Rhonda Byrne is an Australian author and television producer whose book The Secret popularized the law of attraction and became one of the bestselling self-help books ever published.
The Secret, published in 2006 and accompanied by a documentary film, became a global sensation, selling tens of millions of copies and introducing a mass audience to the concept of the law of attraction — the idea that positive thoughts attract positive outcomes and that you can manifest wealth, health, and happiness through focused intention. Rhonda Byrne presents these ideas with evangelical confidence, drawing loosely on New Thought traditions that date back to the nineteenth century and presenting them as if they were newly discovered universal laws.

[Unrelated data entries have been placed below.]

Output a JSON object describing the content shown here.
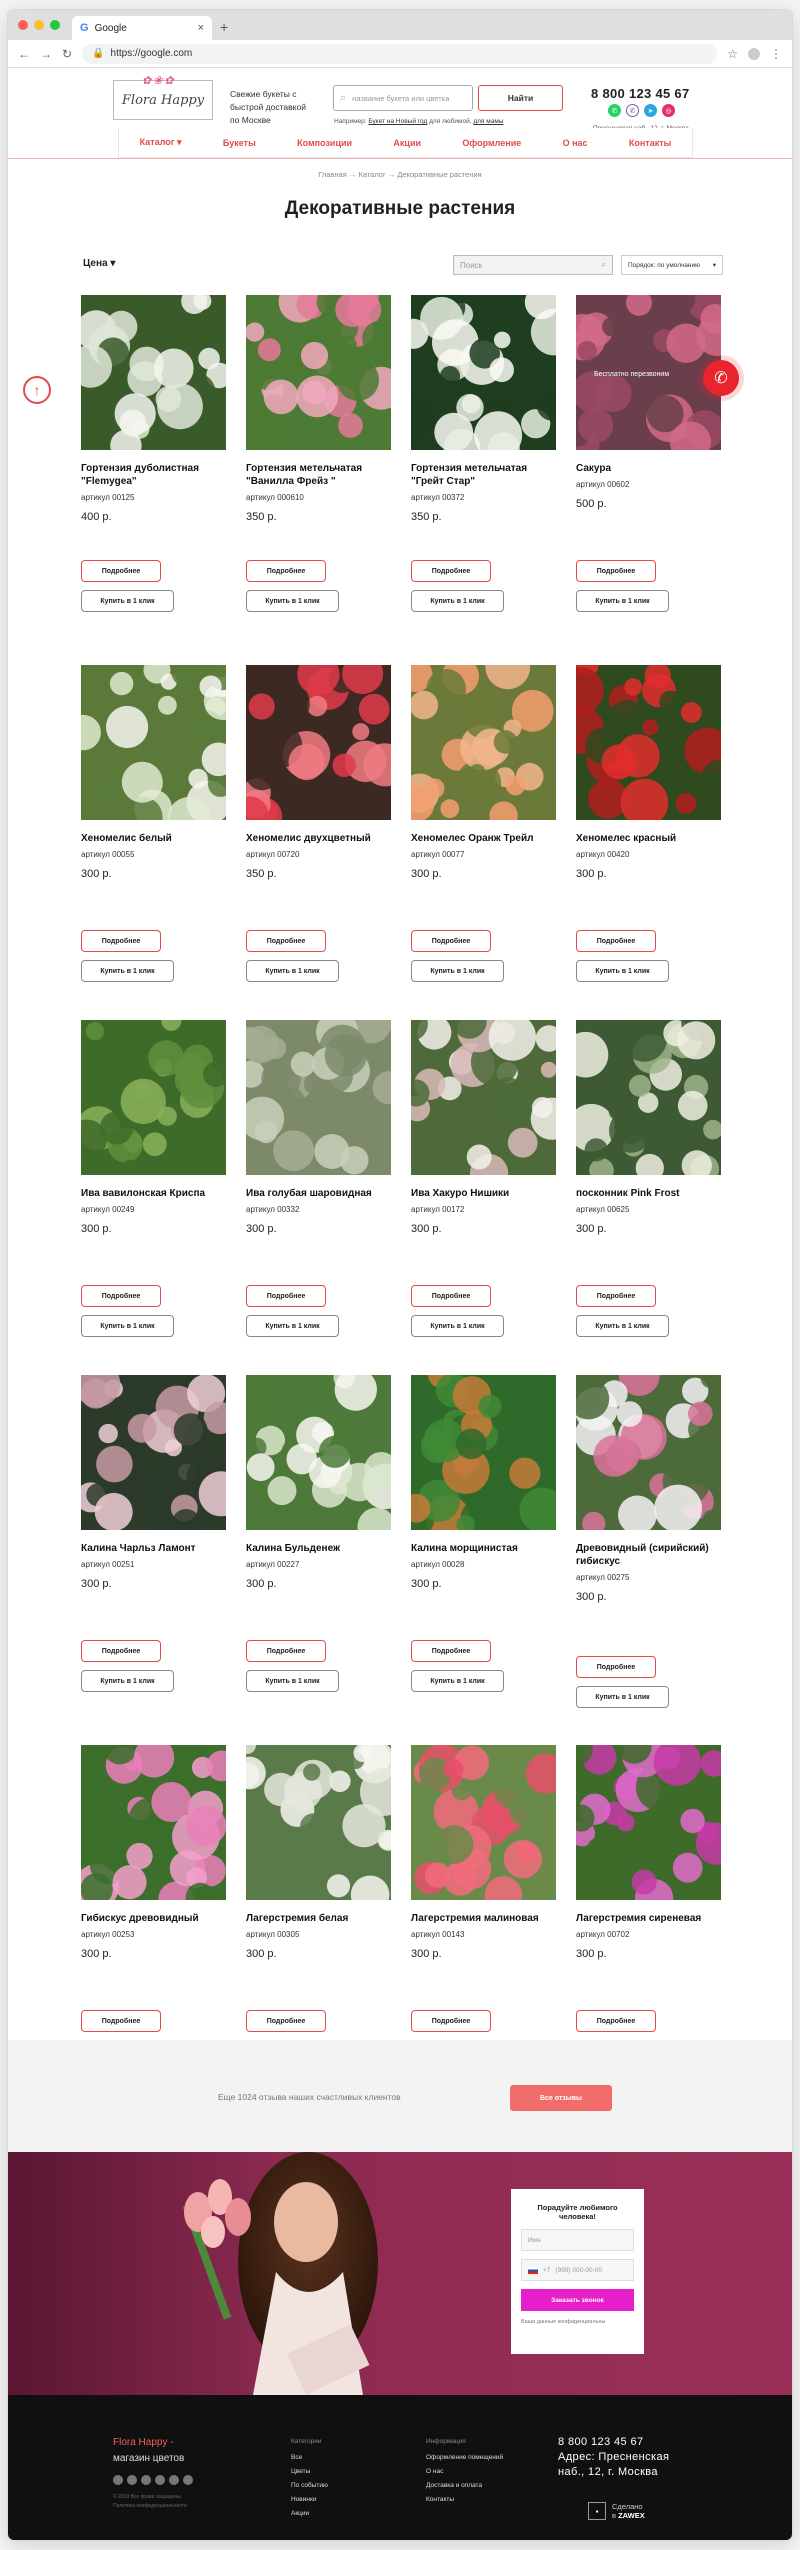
{
  "browser": {
    "tab_title": "Google",
    "url": "https://google.com"
  },
  "header": {
    "logo_text": "Flora Happy",
    "tagline": "Свежие букеты с быстрой доставкой по Москве",
    "search_placeholder": "название букета или цветка",
    "search_button": "Найти",
    "example_prefix": "Например:",
    "example_link1": "Букет на Новый год",
    "example_mid": "для любимой,",
    "example_link2": "для мамы",
    "phone": "8 800 123 45 67",
    "address": "Пресненская наб., 12, г. Москва"
  },
  "nav": [
    "Каталог",
    "Букеты",
    "Композиции",
    "Акции",
    "Оформление",
    "О нас",
    "Контакты"
  ],
  "breadcrumb": "Главная → Каталог → Декоративные растения",
  "page_title": "Декоративные растения",
  "filters": {
    "price_label": "Цена",
    "search_placeholder": "Поиск",
    "sort_label": "Порядок: по умолчанию"
  },
  "buttons": {
    "more": "Подробнее",
    "buy": "Купить в 1 клик",
    "callback_overlay": "Бесплатно перезвоним"
  },
  "products": [
    {
      "name": "Гортензия дуболистная \"Flemygea\"",
      "article": "артикул 00125",
      "price": "400 р."
    },
    {
      "name": "Гортензия метельчатая \"Ванилла Фрейз \"",
      "article": "артикул 000610",
      "price": "350 р."
    },
    {
      "name": "Гортензия метельчатая \"Грейт Стар\"",
      "article": "артикул 00372",
      "price": "350 р."
    },
    {
      "name": "Сакура",
      "article": "артикул 00602",
      "price": "500 р."
    },
    {
      "name": "Хеномелис белый",
      "article": "артикул 00055",
      "price": "300 р."
    },
    {
      "name": "Хеномелис двухцветный",
      "article": "артикул 00720",
      "price": "350 р."
    },
    {
      "name": "Хеномелес Оранж Трейл",
      "article": "артикул 00077",
      "price": "300 р."
    },
    {
      "name": "Хеномелес красный",
      "article": "артикул 00420",
      "price": "300 р."
    },
    {
      "name": "Ива вавилонская Криспа",
      "article": "артикул 00249",
      "price": "300 р."
    },
    {
      "name": "Ива голубая шаровидная",
      "article": "артикул 00332",
      "price": "300 р."
    },
    {
      "name": "Ива Хакуро Нишики",
      "article": "артикул 00172",
      "price": "300 р."
    },
    {
      "name": "посконник Pink Frost",
      "article": "артикул 00625",
      "price": "300 р."
    },
    {
      "name": "Калина Чарльз Ламонт",
      "article": "артикул 00251",
      "price": "300 р."
    },
    {
      "name": "Калина Бульденеж",
      "article": "артикул 00227",
      "price": "300 р."
    },
    {
      "name": "Калина морщинистая",
      "article": "артикул 00028",
      "price": "300 р."
    },
    {
      "name": "Древовидный (сирийский) гибискус",
      "article": "артикул 00275",
      "price": "300 р."
    },
    {
      "name": "Гибискус древовидный",
      "article": "артикул 00253",
      "price": "300 р."
    },
    {
      "name": "Лагерстремия белая",
      "article": "артикул 00305",
      "price": "300 р."
    },
    {
      "name": "Лагерстремия малиновая",
      "article": "артикул 00143",
      "price": "300 р."
    },
    {
      "name": "Лагерстремия сиреневая",
      "article": "артикул 00702",
      "price": "300 р."
    }
  ],
  "reviews": {
    "text": "Еще 1024 отзыва наших счастливых клиентов",
    "button": "Все отзывы"
  },
  "promo_form": {
    "title": "Порадуйте любимого человека!",
    "name_placeholder": "Имя",
    "phone_code": "+7",
    "phone_placeholder": "(999) 000-00-00",
    "submit": "Заказать звонок",
    "note": "Ваши данные конфиденциальны"
  },
  "footer": {
    "brand_pink": "Flora Happy -",
    "brand_rest": "магазин цветов",
    "copyright": "© 2019 Все права защищены",
    "policy": "Политика конфиденциальности",
    "col1_title": "Категории",
    "col1_items": [
      "Все",
      "Цветы",
      "По событию",
      "Новинки",
      "Акции"
    ],
    "col2_title": "Информация",
    "col2_items": [
      "Оформление помещений",
      "О нас",
      "Доставка и оплата",
      "Контакты"
    ],
    "phone": "8 800 123 45 67",
    "address1": "Адрес: Пресненская",
    "address2": "наб., 12, г. Москва",
    "dev_label1": "Сделано",
    "dev_label2": "в",
    "dev_name": "ZAWEX"
  },
  "colors": {
    "accent": "#e24b4b",
    "promo_bg": "#8d2a51",
    "submit": "#e51fc9",
    "footer_bg": "#101010"
  }
}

The book is easy to read and emotionally appealing, and there is genuine value in the emphasis on optimism, gratitude, and directing your attention toward what you want rather than what you fear. For readers going through difficult times, those elements can be genuinely helpful. However, The Secret has attracted substantial and well-founded criticism from psychologists, physicians, and ethicists. The claim that illness, poverty, and misfortune are caused by negative thinking is not only scientifically unfounded but can be actively harmful, suggesting that victims of disease or disaster are somehow responsible for their own suffering.
The Secret works best as a mood-lifter with modest expectations. Treated as a literal guide to how reality functions, it is misleading. Readers who find its ideas appealing would be better served by evidence-based writing on positive psychology, such as the work of Martin Seligman.